Mais cette réussite n'a pas été facile. « On m'a reproché de ne pas mettre assez d'humour dans mes vidéos, on m'a parlé de mon physique, c'est pour cela que je fais de la voix off. Je veux qu'on se concentre sur le fond, pas la forme », résume-t-elle. Un choix gagnant : elle enchaîne les conférences, les vidéos, les publications scientifiques comme les interventions dans les médias. Poussant la logique jusqu'au bout, elle passe même un diplôme de conseiller funèbre en 2020, pour mieux connaître le terrain. « Pour moi, travailler avec les morts, que ce soit en pompe funèbre ou dans le cadre des sciences, ce n'est pas du tout quelque chose de glauque. Au contraire, je m'imagine ce qu'ils étaient de leur vivant et pourquoi on les a traités comme ça. »

L'éthique au cœur du travail

Néanmoins, parler d'un sujet aussi sensible nécessite des précautions. Trouver le juste équilibre pour parler de la mort sans choquer, tout d'abord : « Je ne suis pas psychologue, mais je suis obligée de prendre en compte la peur de la mort quand j'écris, pour ne pas traumatiser les gens et bouleverser leur affect ». Une balance à laquelle pense toujours la vulgarisatrice lorsqu'elle écrit ses vidéos ou ses fils Twitter.

D'ailleurs, Juliette Cazes ne souhaite pas obliger ceux qui ont peur de la mort à la regarder. En revanche, elle les encourage à réfléchir, pour savoir d'où vient cette peur : « Le fait de se bloquer, ça traduit peut-être soit une méconnaissance du sujet, parce qu'il y a des gens qui n'ont jamais été confrontés à la mort, qui redoutent ce moment-là, soit une expérience qui s'est éventuellement mal passée. »

D'autres questionnements éthiques viennent la traverser lorsqu'elle parle de rites funéraires étrangers. En témoigne le texte en introduction de sa vidéo sur les aborigènes. « J'ai essayé de faire au mieux en prenant des extraits qui avaient été validés par les populations à l'époque où ils ont été mis en archive sur le web, en masquant les visages, parce que les visages des morts, on ne les montre pas », explique la thanatologue.

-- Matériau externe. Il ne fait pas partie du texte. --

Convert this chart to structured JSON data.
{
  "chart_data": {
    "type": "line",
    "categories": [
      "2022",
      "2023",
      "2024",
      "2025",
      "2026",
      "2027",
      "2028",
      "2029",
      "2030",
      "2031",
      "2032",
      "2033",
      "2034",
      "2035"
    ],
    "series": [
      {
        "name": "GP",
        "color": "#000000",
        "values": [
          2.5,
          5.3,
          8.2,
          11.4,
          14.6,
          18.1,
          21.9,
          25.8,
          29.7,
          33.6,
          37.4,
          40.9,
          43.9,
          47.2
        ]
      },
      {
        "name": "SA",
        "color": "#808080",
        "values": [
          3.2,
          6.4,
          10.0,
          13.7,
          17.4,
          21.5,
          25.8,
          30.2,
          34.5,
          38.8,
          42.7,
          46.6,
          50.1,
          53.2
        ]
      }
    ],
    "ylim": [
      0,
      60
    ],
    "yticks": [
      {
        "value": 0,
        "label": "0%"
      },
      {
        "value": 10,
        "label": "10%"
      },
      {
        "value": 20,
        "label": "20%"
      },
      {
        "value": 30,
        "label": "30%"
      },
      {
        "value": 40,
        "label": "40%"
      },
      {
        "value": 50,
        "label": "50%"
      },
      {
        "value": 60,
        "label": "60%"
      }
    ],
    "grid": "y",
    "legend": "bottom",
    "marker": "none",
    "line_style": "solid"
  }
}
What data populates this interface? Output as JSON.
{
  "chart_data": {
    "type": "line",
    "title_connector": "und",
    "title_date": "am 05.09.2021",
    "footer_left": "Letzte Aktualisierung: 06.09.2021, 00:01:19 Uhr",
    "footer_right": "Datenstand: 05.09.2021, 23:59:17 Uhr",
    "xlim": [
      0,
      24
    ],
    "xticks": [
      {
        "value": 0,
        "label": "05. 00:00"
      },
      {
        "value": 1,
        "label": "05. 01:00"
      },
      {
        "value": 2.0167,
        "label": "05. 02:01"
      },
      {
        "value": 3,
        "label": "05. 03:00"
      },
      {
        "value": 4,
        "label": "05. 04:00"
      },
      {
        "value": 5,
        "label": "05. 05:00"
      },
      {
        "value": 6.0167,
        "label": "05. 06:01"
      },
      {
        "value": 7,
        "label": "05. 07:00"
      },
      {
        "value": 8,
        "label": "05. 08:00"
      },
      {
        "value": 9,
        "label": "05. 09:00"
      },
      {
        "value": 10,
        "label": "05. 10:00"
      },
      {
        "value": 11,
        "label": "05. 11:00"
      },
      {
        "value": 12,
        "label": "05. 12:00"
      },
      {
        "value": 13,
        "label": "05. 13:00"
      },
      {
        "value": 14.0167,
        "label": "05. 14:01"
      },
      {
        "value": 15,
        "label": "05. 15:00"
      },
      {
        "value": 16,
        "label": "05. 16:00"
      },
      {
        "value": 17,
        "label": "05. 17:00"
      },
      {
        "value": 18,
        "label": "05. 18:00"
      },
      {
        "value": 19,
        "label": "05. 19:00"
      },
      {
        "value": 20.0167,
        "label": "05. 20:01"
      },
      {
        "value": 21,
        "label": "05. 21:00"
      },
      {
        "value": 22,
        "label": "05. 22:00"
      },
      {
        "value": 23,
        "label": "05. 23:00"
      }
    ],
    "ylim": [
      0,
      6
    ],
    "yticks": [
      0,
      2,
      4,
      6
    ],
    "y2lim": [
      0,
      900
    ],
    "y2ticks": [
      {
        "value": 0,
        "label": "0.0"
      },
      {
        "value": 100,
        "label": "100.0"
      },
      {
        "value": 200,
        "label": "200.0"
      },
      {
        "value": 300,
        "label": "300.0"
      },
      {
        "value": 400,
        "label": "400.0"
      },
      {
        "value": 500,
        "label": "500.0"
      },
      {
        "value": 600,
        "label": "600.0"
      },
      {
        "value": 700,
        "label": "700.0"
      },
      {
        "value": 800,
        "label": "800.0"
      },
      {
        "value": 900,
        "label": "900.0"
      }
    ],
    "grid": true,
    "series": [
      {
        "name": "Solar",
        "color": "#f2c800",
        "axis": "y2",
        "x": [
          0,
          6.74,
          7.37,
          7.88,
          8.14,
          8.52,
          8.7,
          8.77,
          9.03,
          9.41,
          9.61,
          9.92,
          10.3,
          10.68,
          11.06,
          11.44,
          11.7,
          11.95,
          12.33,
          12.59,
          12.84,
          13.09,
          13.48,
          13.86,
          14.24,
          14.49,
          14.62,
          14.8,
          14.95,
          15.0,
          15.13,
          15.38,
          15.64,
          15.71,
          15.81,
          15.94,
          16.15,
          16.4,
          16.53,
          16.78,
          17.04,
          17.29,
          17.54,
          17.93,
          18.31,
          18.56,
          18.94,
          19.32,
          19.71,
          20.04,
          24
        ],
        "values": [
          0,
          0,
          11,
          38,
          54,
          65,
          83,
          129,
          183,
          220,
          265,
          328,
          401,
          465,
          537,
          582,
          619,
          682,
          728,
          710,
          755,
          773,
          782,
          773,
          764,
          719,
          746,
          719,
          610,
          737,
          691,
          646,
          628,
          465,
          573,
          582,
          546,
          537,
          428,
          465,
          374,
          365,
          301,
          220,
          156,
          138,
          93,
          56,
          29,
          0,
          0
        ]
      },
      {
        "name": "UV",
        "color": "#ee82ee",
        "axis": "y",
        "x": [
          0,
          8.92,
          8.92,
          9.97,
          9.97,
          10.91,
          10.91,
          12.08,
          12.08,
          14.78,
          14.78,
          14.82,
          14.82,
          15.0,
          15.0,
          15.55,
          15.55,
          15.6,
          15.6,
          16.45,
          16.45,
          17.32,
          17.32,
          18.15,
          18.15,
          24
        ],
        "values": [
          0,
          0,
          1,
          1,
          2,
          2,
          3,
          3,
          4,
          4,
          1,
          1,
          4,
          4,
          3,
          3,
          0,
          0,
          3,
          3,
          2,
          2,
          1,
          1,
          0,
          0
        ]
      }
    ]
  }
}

De la même manière, jamais elle ne montrerait des images de funérailles célestes ou assisterait à ce rituel : « Ça entraverait la vie privée des gens. Il y a énormément de choses que je voudrais voir, bien entendu, au Tibet par exemple pour les funérailles célestes, mais je le dis dans mon livre : c'est quelque chose de problématique pour les locaux, donc je n'irai pas, comme je n'irai sûrement pas voir les momies de Papouasie et bien d'autres encore. »

Ce questionnement se retrouve aussi dans un sujet qui l'intéresse profondément : la question des charniers humains lors des conflits. « Comment la science va-t-elle "s'allier" avec les croyances locales ? Est-ce que l'on peut sortir des corps comme ça ? Est-ce qu'il y a un problème au niveau des croyances ? Est-ce que si on pense que l'âme est toujours là, le fait de déterrer un corps, même si c'est pour une enquête internationale, ça va gêner les proches ? », questionne la chercheuse.

Un exemple parmi les nombreux enjeux éthiques sur la mort qu'elle enseigne aujourd'hui ponctuellement à la faculté de Nîmes. La vulgarisation de Juliette Cazes, d'utilité publique, résonne fortement aujourd'hui, alors que la guerre en Ukraine et la crise du coronavirus ont remis les Occidentaux face à la mort.